Les élus connaissent les solutions d’adaptation des territoires aux effets du changement climatique, mais ils ne se les approprient pas toujours. Là encore, ça bouscule nos modèles d’aménagement du territoire. Les freins sont du côté psychologique plus que technique. Une cour d’école végétalisée, cela semble plus dangereux, plus salissant. Il y aura davantage de boue, par exemple, et on craint que cela ne salisse davantage les salles de classe.

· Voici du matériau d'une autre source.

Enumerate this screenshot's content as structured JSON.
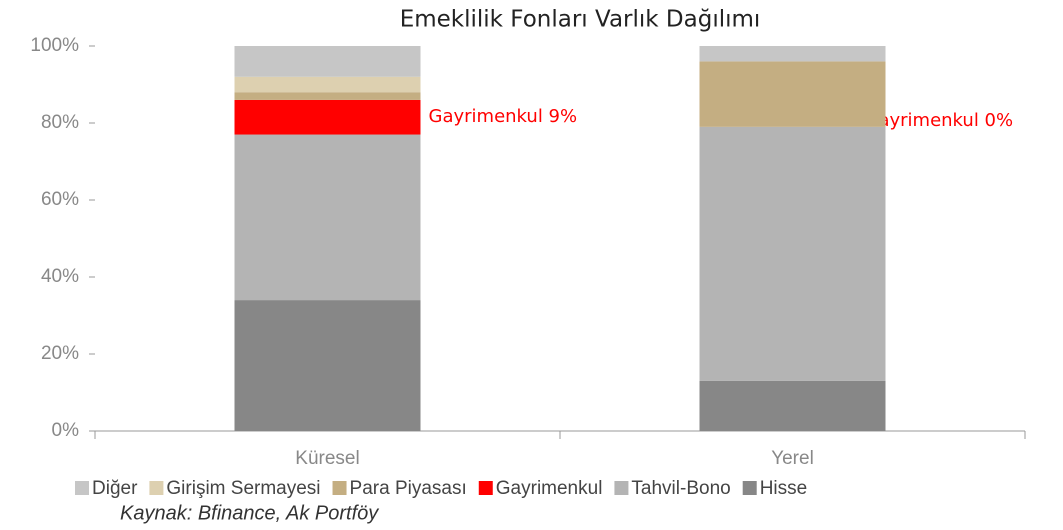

Pour les collectivités, ça peut être un frein non négligeable. Les élus se disent par exemple qu’ils n’ont pas assez de services techniques pour l’entretien des espaces verts. Un espace paysager qui n’est pas bien entretenu, c’est un signe de non-maîtrise. En réalité, le paysage est différent, mais cela ne veut pas dire que c’est mal entretenu. Et forcément, toutes ces évolutions se jouent plus ou moins vite, selon les territoires.

Dans les Pyrénées-Orientales, est-ce que ce changement de modèle vous semble enclenché ?

Localement, il y a un certain retard, mais ça ne veut pas dire qu’il ne se passe rien. Des collectivités mènent des projets de désimperméabilisation et de reconquête des espaces publics.

Il y a des projets de gestion des eaux de pluie, par exemple. On ne voit plus le circuit des eaux fluviales, qui est enterré, donc personne n’y pense. Mais toute cette infrastructure technique artificialise le cycle de l’eau. Les solutions qui sont développées de réouverture des sols pour retrouver de la pleine terre, permettent à l’eau de s’infiltrer naturellement, plutôt que d’être prise en charge par des réseaux techniques coûteux et d’être expédiée à des dizaines de kilomètres. Cela réduit le risque d’inondation et, encore une fois, permet de végétaliser.

Ce sont des projets d’envergure. Concrètement, par quoi commencer quand on arrive à la mairie ?

D’abord, il faut identifier les enjeux spécifiques de la commune. Est-ce qu’on est une commune littorale, fortement concernée par le recul du trait de côte ou pas ? Est-ce qu’on est une commune des Aspres, exposée au risque incendie ? Est-ce qu’on est une commune de la vallée de la Têt ou de l’Agly, avec un risque d’inondation ? Les stratégies vont différer en fonction des aléas, mais toutes vont demander un changement de modèle.

Quand un maire arrive aux responsabilités, c’est assez vertigineux. Il y a plein de dossiers et de procédures à respecter. Mais en même temps, il y a plein de leviers à actionner et beaucoup de projets porteurs et mobilisateurs. On voit l’écologie comme clivante, qui empêche. Mais localement, les enjeux écologiques peuvent aussi fédérer : il y a déjà des énergies citoyennes qui ne demandent qu’à se déployer. Elles peuvent être décuplées dans le cadre d’un projet municipal ambitieux et fédérateur.

On parle beaucoup d’organisation du territoire à grande échelle. Plus en détail, comment peut-on peut adapter les bâtiments au dérèglement climatique ?

Dans le bâtiment, si on continue à utiliser le béton, qui est le matériau dominant aujourd’hui, on se plante. Il faut essayer de favoriser l’utilisation de matériaux biosourcés. De la terre, de la pierre, du bois, de l’isolation de terre paille… On peut aussi choisir de privilégier le réemploi pour avoir moins d’impact écologique.

Ensuite, c’est la conception qu’on peut appeler bioclimatique. Qui consiste à penser un bâtiment pour qu’il n’ait plus besoin de climatisation avec des systèmes de ventilation naturelle. Problème : souvent, ça va coûter un peu plus cher, être un peu plus long et un peu plus complexe techniquement.

Cela demande donc un engagement financier et humain de la part des collectivités ?

Oui, j’ai fait des enquêtes auprès de tout un tas de concepteurs urbains. Je les ai notamment interrogés sur les principaux obstacles et leviers à l’écologisation de l’aménagement urbain. Les élus reviennent systématiquement dans les deux cas. Ils jouent un rôle pivot déterminant.